Lab 2b: Model selection#

Dark matter#

We’ll use the MAGIC telescope dataset (http://www.openml.org/d/1120). The task is to classifying gamma rays, which consist of high-energy particles. When they hit our atmosphere, they produce chain reactions of other particles called ‘showers’. However, similar showers are also produced by other particles (hadrons). We want to be able to detect which ones originate from gamma rays and which ones come from background radiation. To do this, the observed shower patterns are observed and converted into 10 numeric features. You need to detect whether these are gamma rays or background radiation. This is a key aspect of research into dark matter, which is believed to generate such gamma rays. If we can detect where they occur, we can build a map of the origins of gamma radiation, and locate where dark matter may occur in the observed universe. However, we’ll first need to accurately detect these gamma rays first.

A quick visualization of the features is shown below. Note that this is not a time series, we just plot the instances in the order they occur in the dataset. The first 12500 or so are examples of signal (gamma), the final 6700 or so are background (hadrons).

# Auto-setup when running on Google Colab
if 'google.colab' in str(get_ipython()):
    !pip install openml

# General imports
%matplotlib inline
import numpy as np
import pandas as pd
import matplotlib.pyplot as plt
import openml as oml
from matplotlib import cm
# Download MAGIC Telescope data from OpenML. You can repeat this analysis with any other OpenML classification dataset.
magic = oml.datasets.get_dataset(1120)
X, y, _, _ = magic.get_data(target=magic.default_target_attribute, dataset_format='array'); 
attribute_names = [f.name for i,f in magic.features.items()][:-1][1:]
# Quick visualization of the features (top) and the target (bottom)
magic_df = pd.DataFrame(X, columns=attribute_names)
magic_df.plot(figsize=(12,6))
# Also plot the target: 1 = background, 0 = gamma
pd.DataFrame(y).plot(figsize=(12,1));
../_images/0d1b5ca20ac7710980244b1df9b06961e39dde2422eef7575926b50b0aefe82f.png ../_images/d37d6c066c41916f18da1bdf468950a24a1898cdea99318cd900fbeb4fc0e57b.png

Exercise 1: Metrics#

Train and evaluate an SVM with RBF kernel (default hyperparameters) using a standard 25% holdout. Report the accuracy, precision, recall, F1 score, and area under the ROC curve (AUC).

Answer the following questions:

  • How many of the detected gamma rays are actually real gamma rays?

  • How many of all the gamma rays are we detecting?

  • How many false positives and false negatives occur?

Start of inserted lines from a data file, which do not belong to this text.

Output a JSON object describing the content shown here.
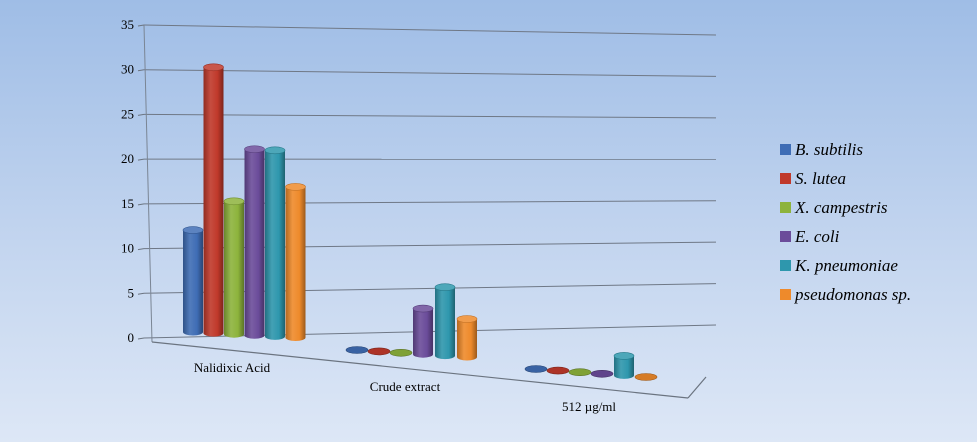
{
  "chart_data": {
    "type": "bar",
    "style": "3d-cylinder",
    "categories": [
      "Nalidixic Acid",
      "Crude extract",
      "512 µg/ml"
    ],
    "series": [
      {
        "name": "B. subtilis",
        "color": "#3f6db5",
        "values": [
          11.5,
          0,
          0
        ]
      },
      {
        "name": "S. lutea",
        "color": "#c0392b",
        "values": [
          30,
          0,
          0
        ]
      },
      {
        "name": "X. campestris",
        "color": "#8db33c",
        "values": [
          15,
          0,
          0
        ]
      },
      {
        "name": "E. coli",
        "color": "#6b4c9a",
        "values": [
          21,
          6,
          0
        ]
      },
      {
        "name": "K. pneumoniae",
        "color": "#2e97ad",
        "values": [
          21,
          9,
          3
        ]
      },
      {
        "name": "pseudomonas sp.",
        "color": "#ee8a2b",
        "values": [
          17,
          5,
          0
        ]
      }
    ],
    "yticks": [
      "0",
      "5",
      "10",
      "15",
      "20",
      "25",
      "30",
      "35"
    ],
    "ylim": [
      0,
      35
    ],
    "grid": true,
    "legend_position": "right"
  }
}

Exercise 2: Preprocessing#

SVMs require scaling to perform well. For now, use the following code to scale the data (we’ll get back to this in the lab about preprocessing and pipelines). Repeat question 2 on the scaled data. Have the results improved?

from sklearn.preprocessing import StandardScaler
# Important here is to fit the scaler on the training data alone
# Then, use it to scale both the training set and test set
# This assumes that you named your training set X_train. Adapt if needed.
scaler = StandardScaler().fit(X_train)
Xs_train = scaler.transform(X_train)
Xs_test = scaler.transform(X_test)

Exercise 3: Hyperparameter optimization#

Use 50 iterations of random search to tune the \(C\) and \(gamma\) hyperparameters on the scaled training data. Vary both on a log scale (e.g. from 2^-12 to 2^12). Optimize on AUC and use 3 cross-validation (CV) folds for the inner CV to estimate performance. For the outer loop, just use the train-test split you used before (hence, no nested CV). Report the best hyperparameters and the corresponding AUC score. Is it better than the default? Finally, use them to evaluate the model on the held-out test set, for all 5 metrics we used before.

Extra challenge: plot the samples used by the random search (\(C\) vs \(gamma\))

Note: The reason we don’t use a nested CV just yet is because we would need to rebuild the scaled training and test set multiple times. This is tedious, unless we use pipelines, which we’ll cover in a future lab.

Exercise 4: Threshold calibration#

First, plot the Precision-Recall curve for the SVM using the default parameters on the scaled data. Then, calibrate the threshold to find a solution that yields better recall without sacrificing too much precision.

Exercise 5: Cost function#

Assume that a false negative is twice as bad (costly) than a false positive. I.e. we would rather waste time checking gamma ray sources that are not real, than missing an interesting gamma ray source. Use ROC analysis to find the optimal threshold under this assumption.

Finally, let the model make predictions using the optimal threshold and report all 5 scores. Is recall better now? Did we lose a lot of precision?